L'Europe

Le Royaume-Uni suivra-t-il la voie de Washington ? Le Conseil des lords débat du classement des Frères musulmans


Le dossier des Frères musulmans est revenu au premier plan du débat politique au Royaume-Uni, au milieu de questions sur la possibilité que Londres emboîte le pas à Washington en classant certaines branches du mouvement comme organisations terroristes.

Lundi, la Chambre des lords au Parlement britannique a tenu un large débat sur la position du gouvernement concernant le document publié par la Maison-Blanche le 24 novembre dernier au sujet de l’organisation des Frères musulmans, selon le site du Conseil.

Ce jour-là, le président américain Donald Trump avait signé un décret exécutif lançant une procédure visant à désigner certaines branches des Frères musulmans comme organisations terroristes étrangères et entités terroristes mondiales soumises à des sanctions spécifiques.

Appels à classer les Frères musulmans

Le lord conservateur Dean Aaron Goodson a interrogé le gouvernement britannique sur son évaluation de ce document et sur l’éventualité d’adopter une classification similaire à l’égard des Frères musulmans.

Il a rappelé que le Parlement avait déjà débattu, à plusieurs reprises, de certaines organisations, telles que les Gardiens de la révolution iraniens et le Front Polisario, en plus de groupes d’extrême droite, il y a quelques semaines.

Il a estimé que la question des Frères musulmans n’était pas uniquement d’ordre sécuritaire, mais également politique, et liée à ce qu’il a décrit comme « l’agenda sectaire » du mouvement, que l’administration Trump considère impliqué dans des activités terroristes.
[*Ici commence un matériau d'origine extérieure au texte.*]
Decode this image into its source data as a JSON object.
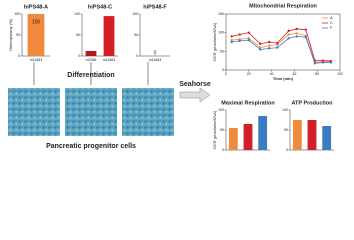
{
  "chart_data": [
    {
      "type": "bar",
      "title": "hiPS48-A",
      "y_label": "Heteroplasmy (%)",
      "categories": [
        "m11663"
      ],
      "values": [
        100
      ],
      "colors": [
        "#f08a3c"
      ],
      "ylim": [
        0,
        100
      ],
      "yticks": [
        0,
        50,
        100
      ],
      "show_values": true
    },
    {
      "type": "bar",
      "title": "hiPS48-C",
      "categories": [
        "m2366",
        "m11663"
      ],
      "values": [
        12,
        95
      ],
      "colors": [
        "#b8171c",
        "#d21f26"
      ],
      "ylim": [
        0,
        100
      ],
      "yticks": [
        0,
        50,
        100
      ]
    },
    {
      "type": "bar",
      "title": "hiPS48-F",
      "categories": [
        "m11663"
      ],
      "values": [
        0
      ],
      "colors": [
        "#3a7cc4"
      ],
      "ylim": [
        0,
        100
      ],
      "yticks": [
        0,
        50,
        100
      ],
      "show_values": true
    },
    {
      "type": "line",
      "title": "Mitochondrial Respiration",
      "x_label": "Time (min)",
      "y_label": "OCR (pmol/min/DNA)",
      "x": [
        5,
        12,
        20,
        30,
        38,
        45,
        55,
        62,
        70,
        78,
        85,
        92
      ],
      "series": [
        {
          "name": "A",
          "color": "#f08a3c",
          "values": [
            80,
            82,
            85,
            60,
            65,
            68,
            95,
            98,
            92,
            20,
            22,
            22
          ]
        },
        {
          "name": "C",
          "color": "#d21f26",
          "values": [
            90,
            95,
            100,
            70,
            75,
            72,
            105,
            110,
            108,
            25,
            25,
            24
          ]
        },
        {
          "name": "F",
          "color": "#3a7cc4",
          "values": [
            75,
            78,
            80,
            55,
            58,
            60,
            85,
            90,
            88,
            18,
            20,
            20
          ]
        }
      ],
      "xlim": [
        0,
        100
      ],
      "xticks": [
        0,
        20,
        40,
        60,
        80,
        100
      ],
      "ylim": [
        0,
        150
      ],
      "yticks": [
        0,
        50,
        100,
        150
      ],
      "legend": "top-right"
    },
    {
      "type": "bar",
      "title": "Maximal Respiration",
      "y_label": "OCR (pmol/min/DNA)",
      "categories": [
        null,
        null,
        null
      ],
      "values": [
        55,
        65,
        85
      ],
      "colors": [
        "#f08a3c",
        "#d21f26",
        "#3a7cc4"
      ],
      "ylim": [
        0,
        100
      ],
      "yticks": [
        0,
        50,
        100
      ]
    },
    {
      "type": "bar",
      "title": "ATP Production",
      "categories": [
        null,
        null,
        null
      ],
      "values": [
        75,
        75,
        60
      ],
      "colors": [
        "#f08a3c",
        "#d21f26",
        "#3a7cc4"
      ],
      "ylim": [
        0,
        100
      ],
      "yticks": [
        0,
        50,
        100
      ]
    }
  ],
  "labels": {
    "differentiation": "Differentiation",
    "seahorse": "Seahorse",
    "cells": "Pancreatic progenitor cells"
  }
}
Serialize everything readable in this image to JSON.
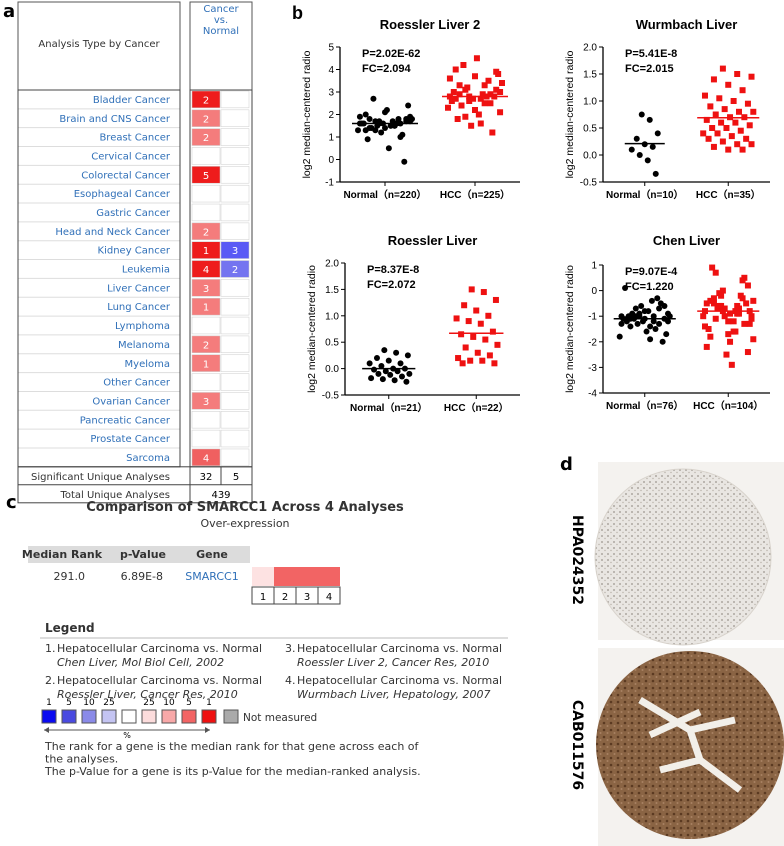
{
  "panel_a": {
    "letter": "a",
    "header": "Analysis Type by Cancer",
    "column_header": [
      "Cancer",
      "vs.",
      "Normal"
    ],
    "rows": [
      {
        "name": "Bladder Cancer",
        "over": 2,
        "over_color": "#ee1c1c",
        "under": null,
        "under_color": null
      },
      {
        "name": "Brain and CNS Cancer",
        "over": 2,
        "over_color": "#f47c7c",
        "under": null,
        "under_color": null
      },
      {
        "name": "Breast Cancer",
        "over": 2,
        "over_color": "#f47c7c",
        "under": null,
        "under_color": null
      },
      {
        "name": "Cervical Cancer",
        "over": null,
        "over_color": null,
        "under": null,
        "under_color": null
      },
      {
        "name": "Colorectal Cancer",
        "over": 5,
        "over_color": "#ee1c1c",
        "under": null,
        "under_color": null
      },
      {
        "name": "Esophageal Cancer",
        "over": null,
        "over_color": null,
        "under": null,
        "under_color": null
      },
      {
        "name": "Gastric Cancer",
        "over": null,
        "over_color": null,
        "under": null,
        "under_color": null
      },
      {
        "name": "Head and Neck Cancer",
        "over": 2,
        "over_color": "#f47c7c",
        "under": null,
        "under_color": null
      },
      {
        "name": "Kidney Cancer",
        "over": 1,
        "over_color": "#ee1c1c",
        "under": 3,
        "under_color": "#5a5af5"
      },
      {
        "name": "Leukemia",
        "over": 4,
        "over_color": "#ee1c1c",
        "under": 2,
        "under_color": "#7474f0"
      },
      {
        "name": "Liver Cancer",
        "over": 3,
        "over_color": "#f47c7c",
        "under": null,
        "under_color": null
      },
      {
        "name": "Lung Cancer",
        "over": 1,
        "over_color": "#f47c7c",
        "under": null,
        "under_color": null
      },
      {
        "name": "Lymphoma",
        "over": null,
        "over_color": null,
        "under": null,
        "under_color": null
      },
      {
        "name": "Melanoma",
        "over": 2,
        "over_color": "#f47c7c",
        "under": null,
        "under_color": null
      },
      {
        "name": "Myeloma",
        "over": 1,
        "over_color": "#f47c7c",
        "under": null,
        "under_color": null
      },
      {
        "name": "Other Cancer",
        "over": null,
        "over_color": null,
        "under": null,
        "under_color": null
      },
      {
        "name": "Ovarian Cancer",
        "over": 3,
        "over_color": "#f47c7c",
        "under": null,
        "under_color": null
      },
      {
        "name": "Pancreatic Cancer",
        "over": null,
        "over_color": null,
        "under": null,
        "under_color": null
      },
      {
        "name": "Prostate Cancer",
        "over": null,
        "over_color": null,
        "under": null,
        "under_color": null
      },
      {
        "name": "Sarcoma",
        "over": 4,
        "over_color": "#f06060",
        "under": null,
        "under_color": null
      }
    ],
    "significant": {
      "label": "Significant Unique Analyses",
      "over": 32,
      "under": 5
    },
    "total": {
      "label": "Total Unique Analyses",
      "value": 439
    }
  },
  "panel_b": {
    "letter": "b"
  },
  "chart_data": [
    {
      "type": "scatter",
      "title": "Roessler Liver 2",
      "ylabel": "log2 median-centered radio",
      "annotations": [
        "P=2.02E-62",
        "FC=2.094"
      ],
      "ylim": [
        -1,
        5
      ],
      "yticks": [
        -1,
        0,
        1,
        2,
        3,
        4,
        5
      ],
      "groups": [
        {
          "label": "Normal（n=220）",
          "color": "#000000",
          "marker": "circle",
          "mean": 1.6,
          "values": [
            1.6,
            1.5,
            1.7,
            1.8,
            1.4,
            1.6,
            1.9,
            1.3,
            1.5,
            1.7,
            2.0,
            1.2,
            1.6,
            1.8,
            1.4,
            2.2,
            1.1,
            1.6,
            1.5,
            1.7,
            2.4,
            0.9,
            1.6,
            1.8,
            1.3,
            2.7,
            0.5,
            -0.1,
            1.6,
            1.7,
            1.5,
            1.9,
            1.4,
            2.1,
            1.0,
            1.6,
            1.7,
            1.5,
            1.8,
            1.3
          ]
        },
        {
          "label": "HCC（n=225）",
          "color": "#ee1111",
          "marker": "square",
          "mean": 2.8,
          "values": [
            2.8,
            2.5,
            3.0,
            3.3,
            2.2,
            2.9,
            3.6,
            1.9,
            2.7,
            3.1,
            4.0,
            1.5,
            2.8,
            3.4,
            2.4,
            4.5,
            1.2,
            2.6,
            3.2,
            2.9,
            3.8,
            1.8,
            2.7,
            3.5,
            2.3,
            4.2,
            2.0,
            2.8,
            3.0,
            2.6,
            3.3,
            2.1,
            2.9,
            3.7,
            2.5,
            2.8,
            3.1,
            1.6,
            3.9,
            2.7
          ]
        }
      ]
    },
    {
      "type": "scatter",
      "title": "Wurmbach Liver",
      "ylabel": "log2 median-centered radio",
      "annotations": [
        "P=5.41E-8",
        "FC=2.015"
      ],
      "ylim": [
        -0.5,
        2
      ],
      "yticks": [
        -0.5,
        {
          "value": 0,
          "label": "0.0"
        },
        0.5,
        {
          "value": 1,
          "label": "1.0"
        },
        1.5,
        {
          "value": 2,
          "label": "2.0"
        }
      ],
      "groups": [
        {
          "label": "Normal（n=10）",
          "color": "#000000",
          "marker": "circle",
          "mean": 0.21,
          "values": [
            0.75,
            0.65,
            0.4,
            0.3,
            0.2,
            0.15,
            0.1,
            0.0,
            -0.1,
            -0.35
          ]
        },
        {
          "label": "HCC（n=35）",
          "color": "#ee1111",
          "marker": "square",
          "mean": 0.69,
          "values": [
            1.6,
            1.5,
            1.45,
            1.4,
            1.3,
            1.2,
            1.1,
            1.05,
            1.0,
            0.95,
            0.9,
            0.85,
            0.8,
            0.8,
            0.75,
            0.7,
            0.7,
            0.65,
            0.6,
            0.6,
            0.55,
            0.5,
            0.5,
            0.45,
            0.4,
            0.4,
            0.35,
            0.3,
            0.3,
            0.25,
            0.2,
            0.2,
            0.15,
            0.1,
            0.1
          ]
        }
      ]
    },
    {
      "type": "scatter",
      "title": "Roessler Liver",
      "ylabel": "log2 median-centered radio",
      "annotations": [
        "P=8.37E-8",
        "FC=2.072"
      ],
      "ylim": [
        -0.5,
        2
      ],
      "yticks": [
        -0.5,
        {
          "value": 0,
          "label": "0.0"
        },
        0.5,
        {
          "value": 1,
          "label": "1.0"
        },
        1.5,
        {
          "value": 2,
          "label": "2.0"
        }
      ],
      "groups": [
        {
          "label": "Normal（n=21）",
          "color": "#000000",
          "marker": "circle",
          "mean": 0.0,
          "values": [
            0.35,
            0.3,
            0.25,
            0.2,
            0.15,
            0.1,
            0.1,
            0.05,
            0.0,
            0.0,
            -0.02,
            -0.05,
            -0.05,
            -0.1,
            -0.1,
            -0.12,
            -0.15,
            -0.18,
            -0.2,
            -0.22,
            -0.25
          ]
        },
        {
          "label": "HCC（n=22）",
          "color": "#ee1111",
          "marker": "square",
          "mean": 0.67,
          "values": [
            1.5,
            1.45,
            1.3,
            1.2,
            1.1,
            1.0,
            0.95,
            0.9,
            0.85,
            0.7,
            0.65,
            0.6,
            0.55,
            0.45,
            0.4,
            0.3,
            0.25,
            0.2,
            0.15,
            0.15,
            0.1,
            0.1
          ]
        }
      ]
    },
    {
      "type": "scatter",
      "title": "Chen Liver",
      "ylabel": "log2 median-centered radio",
      "annotations": [
        "P=9.07E-4",
        "FC=1.220"
      ],
      "ylim": [
        -4,
        1
      ],
      "yticks": [
        -4,
        -3,
        -2,
        -1,
        0,
        1
      ],
      "groups": [
        {
          "label": "Normal（n=76）",
          "color": "#000000",
          "marker": "circle",
          "mean": -1.1,
          "values": [
            -0.9,
            -1.0,
            -1.2,
            -1.1,
            -0.8,
            -1.3,
            -1.0,
            -0.7,
            -1.4,
            -1.1,
            -1.2,
            -0.6,
            -1.5,
            -1.0,
            -0.9,
            -1.6,
            -0.5,
            -1.1,
            -1.3,
            -0.4,
            -1.7,
            -1.0,
            -1.2,
            -0.3,
            -1.8,
            -1.1,
            -0.8,
            -2.0,
            0.1,
            -1.0,
            -1.2,
            -0.9,
            -1.4,
            -1.1,
            -0.7,
            -1.3,
            -1.0,
            -1.9,
            -0.6,
            -1.1
          ]
        },
        {
          "label": "HCC（n=104）",
          "color": "#ee1111",
          "marker": "square",
          "mean": -0.8,
          "values": [
            -0.8,
            -0.6,
            -1.0,
            -0.5,
            -1.2,
            -0.3,
            -1.4,
            -0.1,
            -1.6,
            0.2,
            -1.8,
            -0.7,
            -0.9,
            -0.4,
            -1.1,
            -2.0,
            0.5,
            -2.2,
            -0.6,
            -0.8,
            -1.3,
            0.9,
            -2.5,
            -0.2,
            -1.0,
            -0.7,
            -2.9,
            -0.5,
            -1.5,
            0.0,
            -0.9,
            -1.1,
            -0.3,
            -1.7,
            0.4,
            -0.8,
            -0.6,
            -1.2,
            -2.4,
            -0.4,
            -1.0,
            -0.7,
            -1.9,
            0.7,
            -0.9,
            -1.3,
            -0.5,
            -0.2,
            -1.6,
            -0.8
          ]
        }
      ]
    }
  ],
  "panel_c": {
    "letter": "c",
    "title": "Comparison of SMARCC1 Across 4 Analyses",
    "subtitle": "Over-expression",
    "headers": [
      "Median Rank",
      "p-Value",
      "Gene"
    ],
    "row": [
      "291.0",
      "6.89E-8",
      "SMARCC1"
    ],
    "columns": [
      1,
      2,
      3,
      4
    ],
    "cell_colors": [
      "#fde2e2",
      "#f26464",
      "#f26464",
      "#f26464"
    ],
    "legend_title": "Legend",
    "legend_items": [
      {
        "number": "1.",
        "title": "Hepatocellular Carcinoma vs. Normal",
        "source": "Chen Liver, Mol Biol Cell, 2002"
      },
      {
        "number": "2.",
        "title": "Hepatocellular Carcinoma vs. Normal",
        "source": "Roessler Liver, Cancer Res, 2010"
      },
      {
        "number": "3.",
        "title": "Hepatocellular Carcinoma vs. Normal",
        "source": "Roessler Liver 2, Cancer Res, 2010"
      },
      {
        "number": "4.",
        "title": "Hepatocellular Carcinoma vs. Normal",
        "source": "Wurmbach Liver, Hepatology, 2007"
      }
    ],
    "color_scale": [
      {
        "label": 1,
        "color": "#0a0af0"
      },
      {
        "label": 5,
        "color": "#4a4ae0"
      },
      {
        "label": 10,
        "color": "#8a8ae8"
      },
      {
        "label": 25,
        "color": "#c4c4f2"
      },
      {
        "label": null,
        "color": "#ffffff"
      },
      {
        "label": 25,
        "color": "#fcdcdc"
      },
      {
        "label": 10,
        "color": "#f8a8a8"
      },
      {
        "label": 5,
        "color": "#f26464"
      },
      {
        "label": 1,
        "color": "#ee1111"
      }
    ],
    "scale_unit": "%",
    "not_measured": "Not measured",
    "notes": [
      "The rank for a gene is the median rank for that gene across each of",
      "the analyses.",
      "The p-Value for a gene is its p-Value for the median-ranked analysis."
    ]
  },
  "panel_d": {
    "letter": "d",
    "images": [
      {
        "label": "HPA024352"
      },
      {
        "label": "CAB011576"
      }
    ]
  }
}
Il a ajouté que le sujet ne concernait pas seulement Washington, soulignant que plusieurs alliés européens majeurs avaient publié des rapports sur les Frères musulmans, notamment le ministère français de l’Intérieur l’an dernier, ainsi que le gouvernement fédéral allemand et ses institutions chargées de la protection de la Constitution.

Dans ce contexte, Goodson s’est demandé pourquoi le Royaume-Uni apparaissait désormais comme une exception, faute d’analyse complète de l’ampleur de la menace que représenterait cette organisation au niveau national et international.
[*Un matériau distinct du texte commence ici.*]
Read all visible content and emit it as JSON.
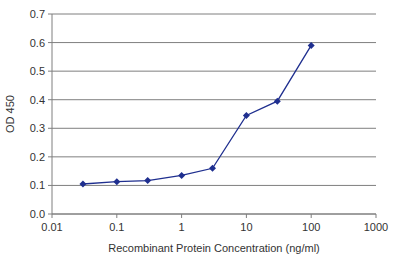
{
  "chart_data": {
    "type": "line",
    "x_label": "Recombinant Protein Concentration (ng/ml)",
    "y_label": "OD 450",
    "x": [
      0.03,
      0.1,
      0.3,
      1,
      3,
      10,
      30,
      100
    ],
    "values": [
      0.105,
      0.113,
      0.117,
      0.135,
      0.16,
      0.345,
      0.395,
      0.59
    ],
    "color": "#1f2f8f",
    "marker": "diamond",
    "log": "x",
    "grid": true,
    "xlim": [
      0.01,
      1000
    ],
    "xticks": [
      0.01,
      0.1,
      1,
      10,
      100,
      1000
    ],
    "ylim": [
      0,
      0.7
    ],
    "yticks": [
      {
        "value": 0,
        "label": "0.0"
      },
      0.1,
      0.2,
      0.3,
      0.4,
      0.5,
      0.6,
      0.7
    ]
  }
}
De son côté, le ministre d’État au ministère de l’Intérieur, Hanson of Flint (Parti travailliste), a affirmé que le Royaume-Uni n’était pas « une exception », expliquant que le rapport de l’administration américaine n’était pas encore finalisé et que la question du classement restait à l’étude.
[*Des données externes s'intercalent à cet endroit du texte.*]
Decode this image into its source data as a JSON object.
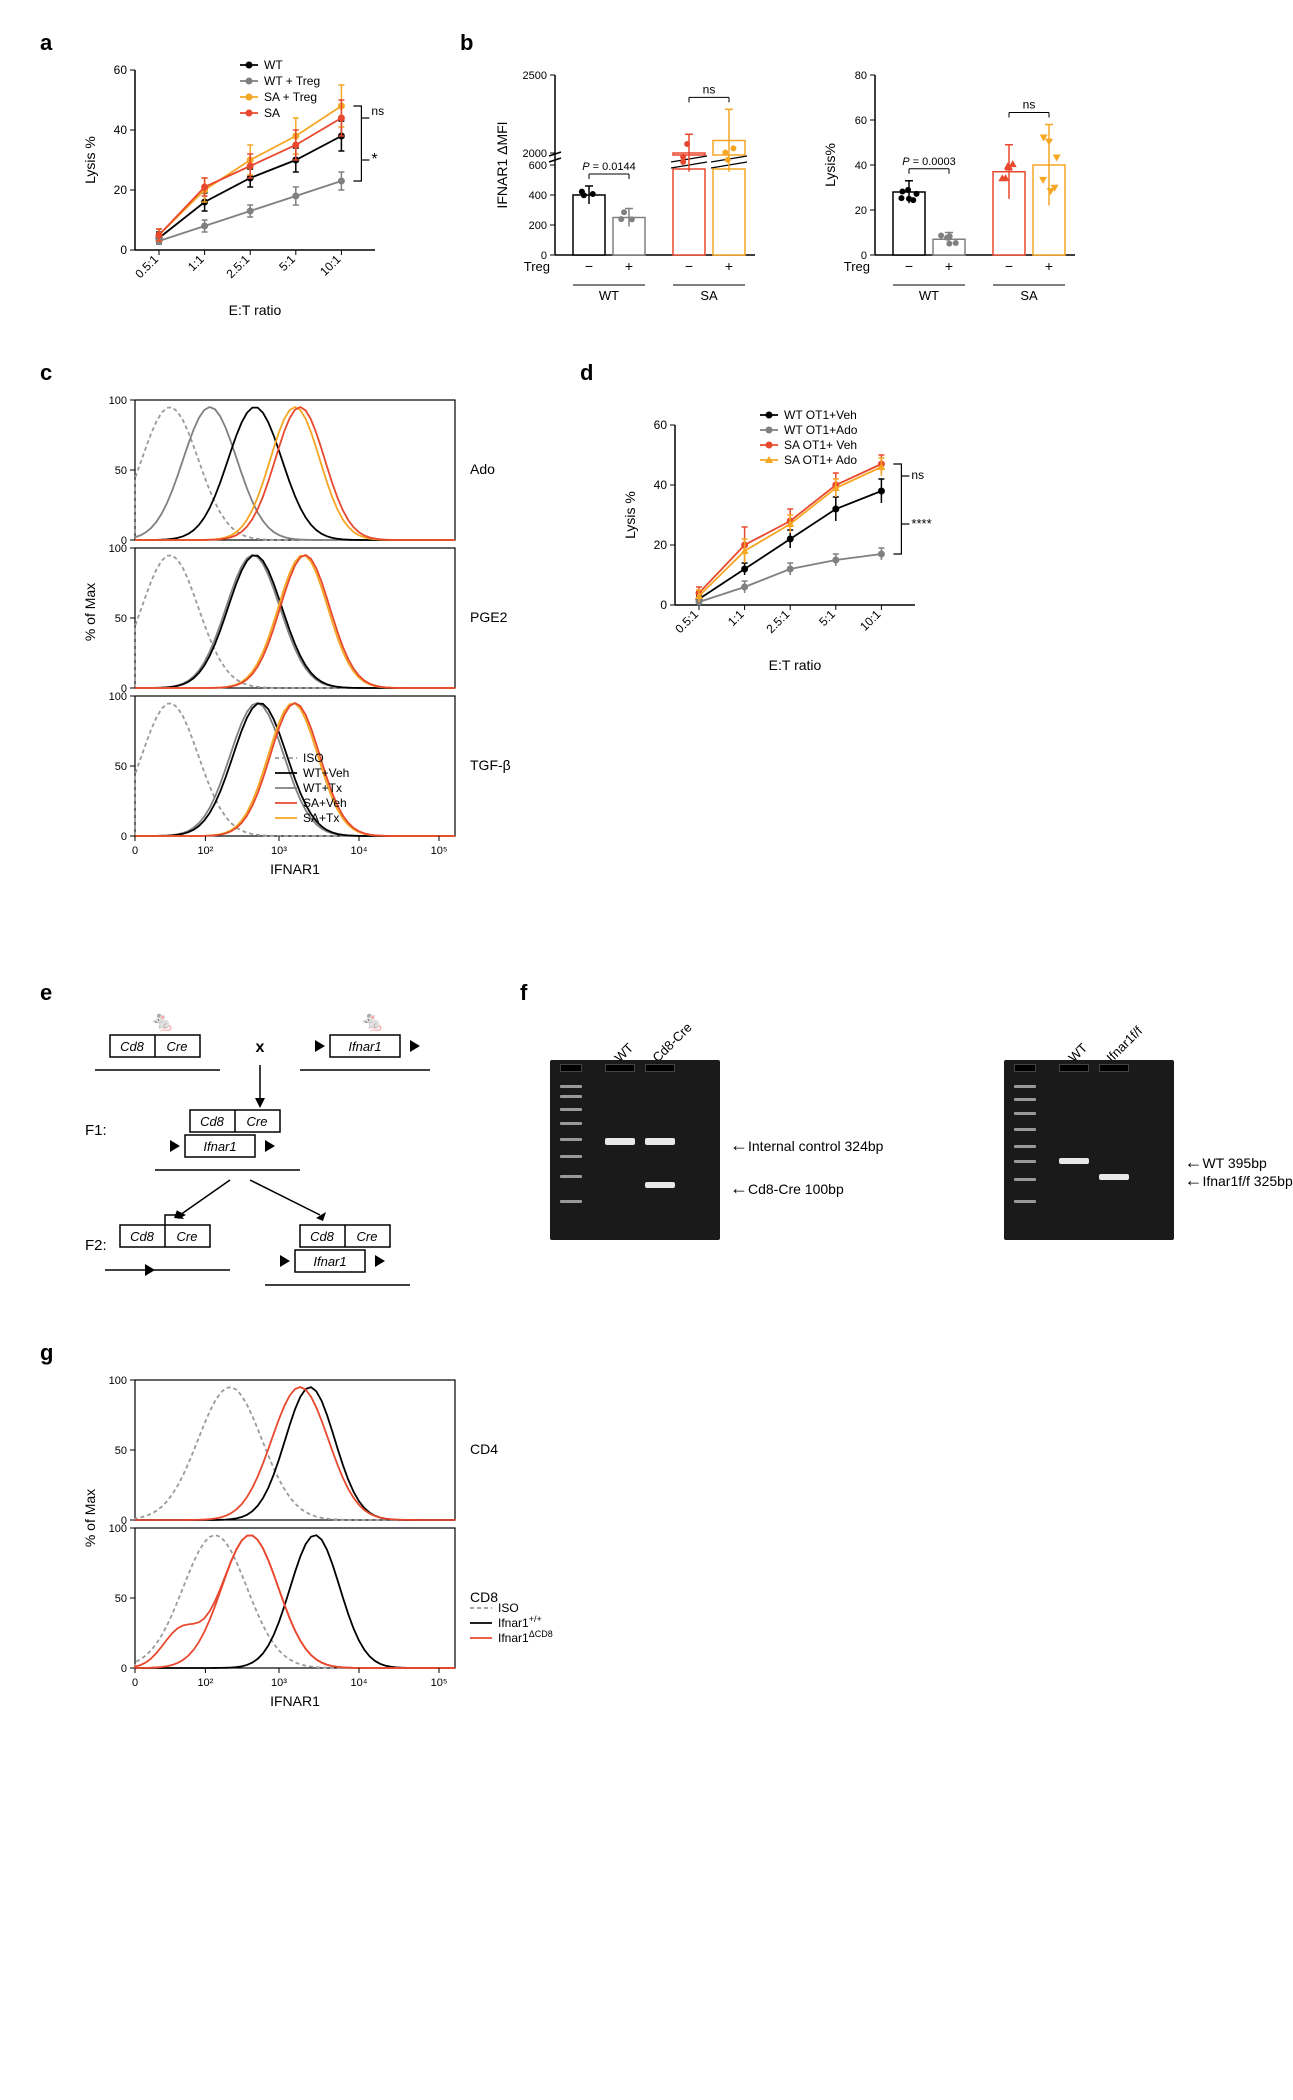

Il a confirmé que le gouvernement disposait de multiples outils législatifs et sécuritaires pour faire face à toute menace potentielle.

D’autres entités évoquées

Au cours de la séance, la baronne conservatrice Sayeeda Verma a exprimé des inquiétudes au sujet de l’organisation « Jamaat-e-Islami » au Royaume-Uni, mettant en garde contre son influence et sa possible implication dans des élections au Bangladesh.

Elle a demandé si le ministre envisagerait également avec sérieux cette organisation au Royaume-Uni, étant donné son influence actuelle sur certaines entités et la possibilité qu’elle interfère dans les élections au Bangladesh.

Le ministre a répondu que le gouvernement réexaminera constamment la situation de toutes les organisations, rappelant une décision antérieure d’interdire le mouvement « Palestine Action », et soulignant que ces questions faisaient l’objet d’une évaluation permanente.

La menace des Frères musulmans

Le lord indépendant Walney a, pour sa part, posé la question de savoir si le gouvernement reconnaissait la menace représentée par les Frères musulmans et les organisations liées, notamment leurs tentatives présumées de saper les institutions démocratiques.

Flint a déclaré qu’un large éventail de pouvoirs juridiques permettait de lutter contre l’extrémisme, y compris la réglementation des associations caritatives, la surveillance des médias, de l’éducation et de l’immigration, ainsi que l’application de lois relatives à l’incitation au terrorisme et à l’ordre public.

Le débat a également porté sur l’efficacité des interdictions, certains soulignant que les groupes extrémistes changent souvent de nom pour réapparaître sous d’autres formes.

La question de la surveillance des associations caritatives liées aux Frères musulmans a aussi été évoquée. Le ministre a indiqué que la Commission des œuvres caritatives suivait ce dossier de près et qu’elle était l’instance habilitée à statuer sur leur statut juridique.

En conclusion, Hanson of Flint a réaffirmé que la question de la désignation des Frères musulmans restait en cours d’examen et que tout éventuel décision serait prise dans l’intérêt du Royaume-Uni, en coordination avec ses partenaires européens et les États-Unis, tout en s’abstenant de commenter les détails sécuritaires sensibles pour le moment.